06:50 – Der Fahrdienst wartet. F. muss sich beeilen, denn zwei konkurrierende Termine stehen auf der Agenda. Knappe fünf Minuten spricht der Abgeordnete zur Eröffnung der Internationalen Demokratie-Konferenz über das Thema „Sind wir noch zu retten?“. Mehr Zeit wird er sich nehmen für den Vortrag „Marktkompatibler Parlamentarismus“, der ihm trotzdem nur 1200 Euro einbringt.

07:44 – Interview im Hauptstadtstudio. Erst unmittelbar vor Beginn findet die Regie des Morgenmagazins den Umschlag. Von den 750 Euro, die F. für zwei Auftritte zu je zwei Minuten verlangt, ist vorerst nur die Hälfte enthalten. F. moniert das und fordert mehr Vertrauen in die Demokratie.

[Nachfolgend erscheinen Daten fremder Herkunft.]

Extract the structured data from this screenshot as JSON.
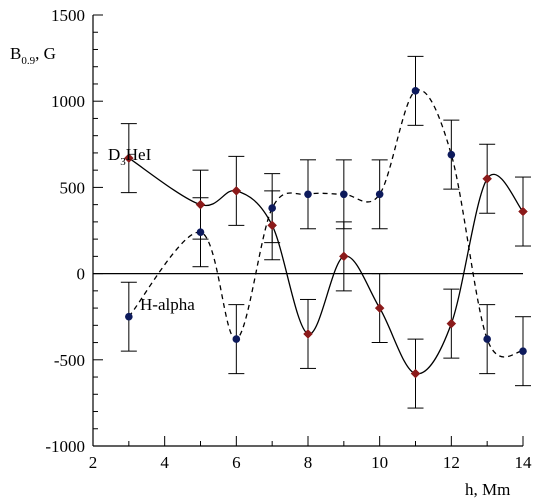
{
  "chart_data": {
    "type": "line",
    "ylabel": {
      "main": "B",
      "sub": "0.9",
      "rest": ", G"
    },
    "xlabel": "h, Mm",
    "xlim": [
      2,
      14
    ],
    "ylim": [
      -1000,
      1500
    ],
    "x_ticks": [
      2,
      4,
      6,
      8,
      10,
      12,
      14
    ],
    "y_ticks": [
      -1000,
      -500,
      0,
      500,
      1000,
      1500
    ],
    "x_tick_labels": [
      "2",
      "4",
      "6",
      "8",
      "10",
      "12",
      "14"
    ],
    "y_tick_labels": [
      "-1000",
      "-500",
      "0",
      "500",
      "1000",
      "1500"
    ],
    "zero_line": true,
    "error_half_width": 200,
    "series": [
      {
        "key": "d3hei",
        "label": {
          "main": "D",
          "sub": "3",
          "rest": "HeI"
        },
        "line_style": "solid",
        "marker": "diamond",
        "marker_color": "#8b1a1a",
        "x": [
          3,
          5,
          6,
          7,
          8,
          9,
          10,
          11,
          12,
          13,
          14
        ],
        "y": [
          670,
          400,
          480,
          280,
          -350,
          100,
          -200,
          -580,
          -290,
          550,
          360
        ]
      },
      {
        "key": "halpha",
        "label": {
          "main": "H-alpha"
        },
        "line_style": "dashed",
        "marker": "circle",
        "marker_color": "#0d1a5c",
        "x": [
          3,
          5,
          6,
          7,
          8,
          9,
          10,
          11,
          12,
          13,
          14
        ],
        "y": [
          -250,
          240,
          -380,
          380,
          460,
          460,
          460,
          1060,
          690,
          -380,
          -450
        ]
      }
    ]
  }
}
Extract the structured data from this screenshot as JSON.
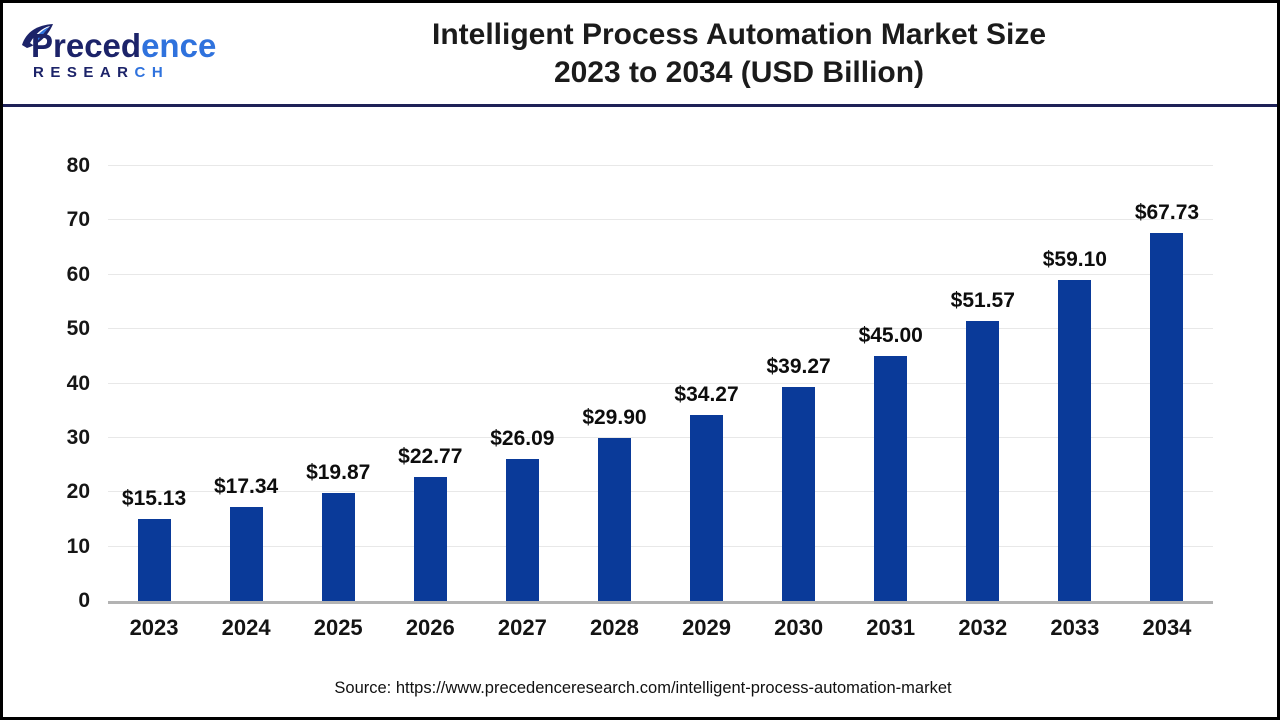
{
  "header": {
    "logo": {
      "name_dark": "Preced",
      "name_light": "ence",
      "sub_dark": "RESEAR",
      "sub_light": "CH"
    },
    "title_line1": "Intelligent Process Automation Market Size",
    "title_line2": "2023 to 2034 (USD Billion)"
  },
  "footer": {
    "source": "Source: https://www.precedenceresearch.com/intelligent-process-automation-market"
  },
  "colors": {
    "bar": "#0a3a99",
    "gridline": "#e8e8e8",
    "axis_line": "#b3b3b3",
    "divider": "#1e2157",
    "logo_navy": "#1c2369",
    "logo_blue": "#2f72dd"
  },
  "chart_data": {
    "type": "bar",
    "title": "Intelligent Process Automation Market Size 2023 to 2034 (USD Billion)",
    "xlabel": "",
    "ylabel": "",
    "categories": [
      "2023",
      "2024",
      "2025",
      "2026",
      "2027",
      "2028",
      "2029",
      "2030",
      "2031",
      "2032",
      "2033",
      "2034"
    ],
    "values": [
      15.13,
      17.34,
      19.87,
      22.77,
      26.09,
      29.9,
      34.27,
      39.27,
      45.0,
      51.57,
      59.1,
      67.73
    ],
    "labels": [
      "$15.13",
      "$17.34",
      "$19.87",
      "$22.77",
      "$26.09",
      "$29.90",
      "$34.27",
      "$39.27",
      "$45.00",
      "$51.57",
      "$59.10",
      "$67.73"
    ],
    "y_ticks": [
      0,
      10,
      20,
      30,
      40,
      50,
      60,
      70,
      80
    ],
    "ylim": [
      0,
      80
    ],
    "grid": true,
    "legend": false,
    "bar_color": "#0a3a99"
  }
}
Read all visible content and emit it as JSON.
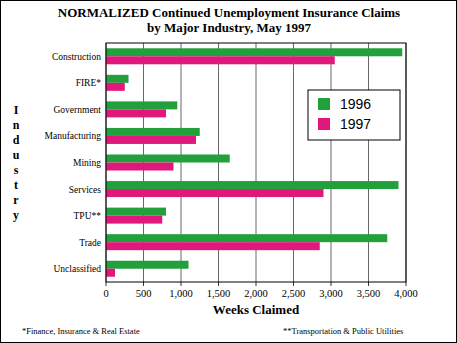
{
  "chart_data": {
    "type": "bar",
    "orientation": "horizontal",
    "title": "NORMALIZED Continued Unemployment Insurance Claims",
    "subtitle": "by Major Industry, May 1997",
    "x_label": "Weeks Claimed",
    "y_label": "Industry",
    "categories": [
      "Construction",
      "FIRE*",
      "Government",
      "Manufacturing",
      "Mining",
      "Services",
      "TPU**",
      "Trade",
      "Unclassified"
    ],
    "series": [
      {
        "name": "1996",
        "color": "#22a03c",
        "values": [
          3950,
          300,
          950,
          1250,
          1650,
          3900,
          800,
          3750,
          1100
        ]
      },
      {
        "name": "1997",
        "color": "#e0187c",
        "values": [
          3050,
          250,
          800,
          1200,
          900,
          2900,
          750,
          2850,
          120
        ]
      }
    ],
    "xlim": [
      0,
      4000
    ],
    "xticks": [
      0,
      500,
      {
        "value": 1000,
        "label": "1,000"
      },
      {
        "value": 1500,
        "label": "1,500"
      },
      {
        "value": 2000,
        "label": "2,000"
      },
      {
        "value": 2500,
        "label": "2,500"
      },
      {
        "value": 3000,
        "label": "3,000"
      },
      {
        "value": 3500,
        "label": "3,500"
      },
      {
        "value": 4000,
        "label": "4,000"
      }
    ],
    "grid": true,
    "legend": "right",
    "annotations": [
      "*Finance, Insurance & Real Estate",
      "**Transportation & Public Utilities"
    ]
  }
}
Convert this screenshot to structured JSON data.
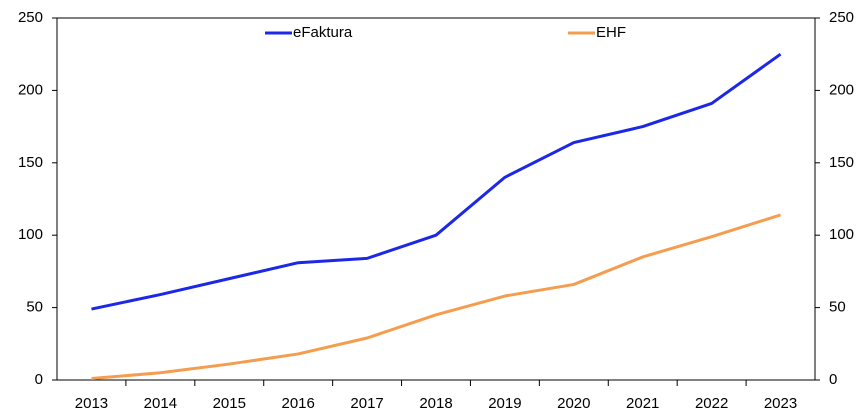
{
  "chart_data": {
    "type": "line",
    "categories": [
      "2013",
      "2014",
      "2015",
      "2016",
      "2017",
      "2018",
      "2019",
      "2020",
      "2021",
      "2022",
      "2023"
    ],
    "series": [
      {
        "name": "eFaktura",
        "color": "#1c28e6",
        "values": [
          49,
          59,
          70,
          81,
          84,
          100,
          140,
          164,
          175,
          191,
          225
        ]
      },
      {
        "name": "EHF",
        "color": "#f59d4f",
        "values": [
          1,
          5,
          11,
          18,
          29,
          45,
          58,
          66,
          85,
          99,
          114
        ]
      }
    ],
    "ylim": [
      0,
      250
    ],
    "yticks": [
      0,
      50,
      100,
      150,
      200,
      250
    ],
    "y2lim": [
      0,
      250
    ],
    "y2ticks": [
      0,
      50,
      100,
      150,
      200,
      250
    ],
    "grid": false
  }
}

08:01 – Gerade noch rechtzeitig trifft F. auf der Regionalversammlung des Bäckereihandwerks Berlin-Brandenburg ein. Fünf Minuten später wären die Rosinenschnecken bereits unter den Delegierten verteilt worden. F. stopft sich zwei der süßen Teile in den Mund, würgt eine kurze Ansprache über die Notwendigkeit von Sparanstrengungen im Sozial- und Jugendbereich hervor und verlässt den Ort. Die üblichen 1450 Euro wurden bereits vor Tagen auf ein Nummernkonto in der Schweiz überwiesen.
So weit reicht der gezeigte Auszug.